News and Information

Angry Sunnis shut Baghdad mosques
May 24, 2005

Padlocked entrance to mosque
Sunni worshippers have been told to stay where they are to pray
Sunni mosques in Baghdad have been closed to worshippers as part of a three-day protest against a recent series of killings of Sunni Muslims.

Traditional calls to prayer came with an additional request that the faithful say their prayers wherever they were.

The action comes at a time of growing tension between the Sunni community and Iraq's Shia majority.

Sunni clerics have accused a Shia militia known as the Badr brigades of involvement in the killings.

The brigades, which are affiliated to one of the main parties in the new government, have rejected the accusation.

Meanwhile a group of about 1,000 leading Sunni Arabs, meeting in Baghdad, called for the resignation of Interior Minister Bayan Baqir Solagh over the deaths.

"We ask for the creation of an independent investigation team to look into the murders, the torture of detainees and we demand the interior minister's dismissal," a statement by the group said.

In other developments:

* Two Iraqis said to be acting suspiciously are shot dead on the southern outskirts of Baghdad, the Iraqi military says

* The bodies of three civilians shot dead on Thursday are found in an orchard near Latifiyah, south of the capital, security officials say.

Calls for unity

Shias in Iraq have been targeted by insurgents for many months in a series of car bombs thought to be aimed at provoking sectarian strife. There have also been assassinations of Shia clerics.

Sunni Arabs' conference in Baghdad
Leading Sunnis want an independent inquiry into the killings

But over the past few weeks there has been a new string of unexplained killings.

Both Sunnis and Shias have been murdered - among them two Sunni clergymen whose bodies were discovered four days ago.
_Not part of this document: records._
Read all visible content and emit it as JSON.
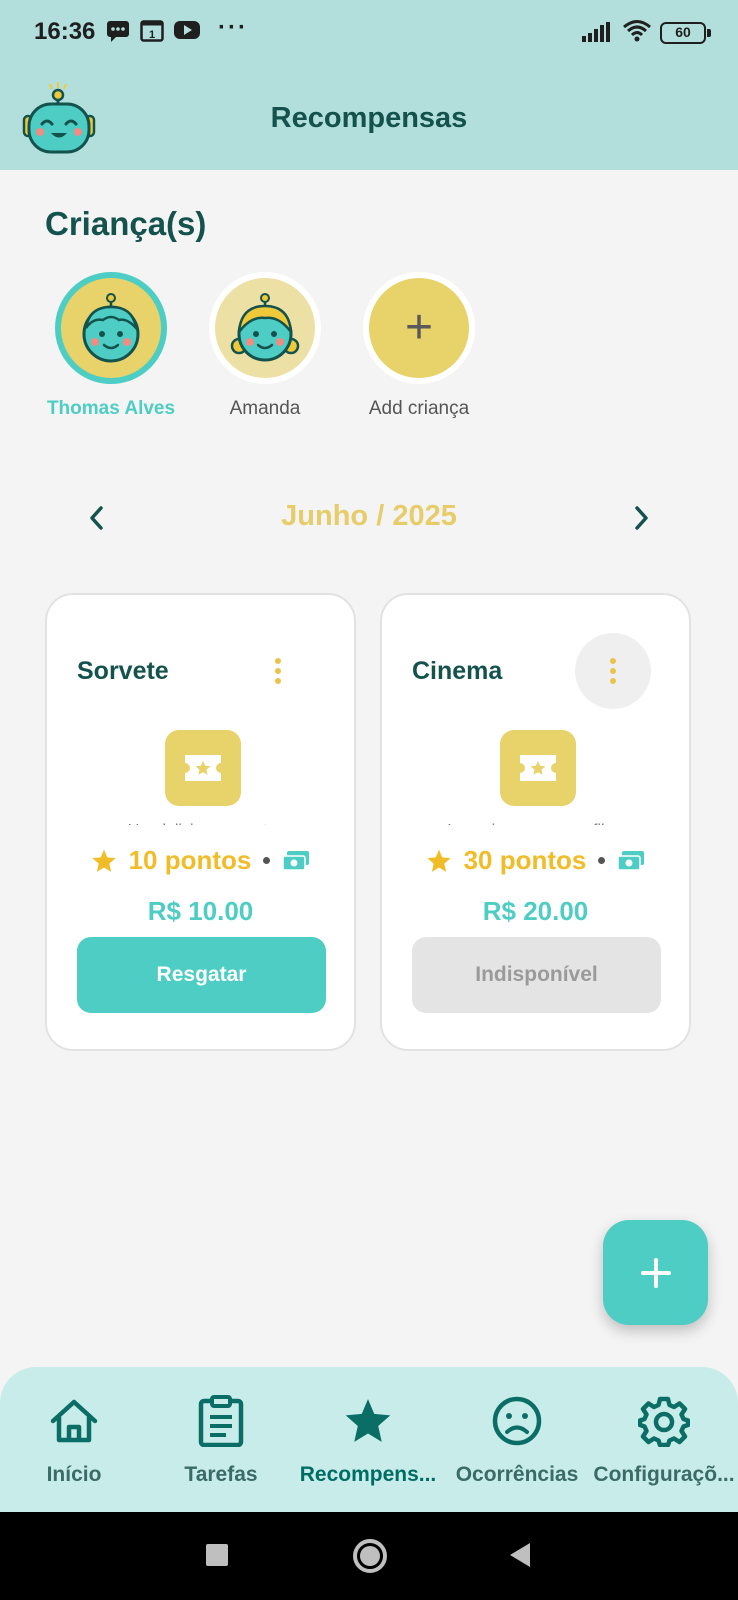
{
  "status_bar": {
    "time": "16:36",
    "battery": "60"
  },
  "header": {
    "title": "Recompensas"
  },
  "children_section": {
    "title": "Criança(s)",
    "children": [
      {
        "name": "Thomas Alves",
        "selected": true
      },
      {
        "name": "Amanda",
        "selected": false
      }
    ],
    "add_label": "Add criança"
  },
  "month_nav": {
    "label": "Junho / 2025"
  },
  "rewards": [
    {
      "title": "Sorvete",
      "description": "Um delicioso sorvete",
      "points": "10 pontos",
      "price": "R$ 10.00",
      "button": "Resgatar",
      "available": true
    },
    {
      "title": "Cinema",
      "description": "Ir ao cinema ver um filme",
      "points": "30 pontos",
      "price": "R$ 20.00",
      "button": "Indisponível",
      "available": false
    }
  ],
  "bottom_nav": {
    "items": [
      {
        "label": "Início",
        "icon": "home-icon"
      },
      {
        "label": "Tarefas",
        "icon": "clipboard-icon"
      },
      {
        "label": "Recompens...",
        "icon": "star-icon",
        "active": true
      },
      {
        "label": "Ocorrências",
        "icon": "sad-face-icon"
      },
      {
        "label": "Configuraçõ...",
        "icon": "gear-icon"
      }
    ]
  },
  "colors": {
    "accent": "#4ecdc4",
    "dark_teal": "#14524d",
    "header_bg": "#b2dfdb",
    "gold": "#e8d26a",
    "points": "#f0bd28"
  }
}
The deaths are part of what has prompted the mosque protest.

On Friday the political leader of Iraq's largest Shia party, Abdul Aziz Hakim, appealed to Iraqis to unite against attempts to divide them.

But the BBC's Caroline Hawley in Baghdad says tensions between the Shia majority and the Sunni minority are growing despite the calls for restraint.

Some here have begun to fear that Iraq could be dragged into civil war.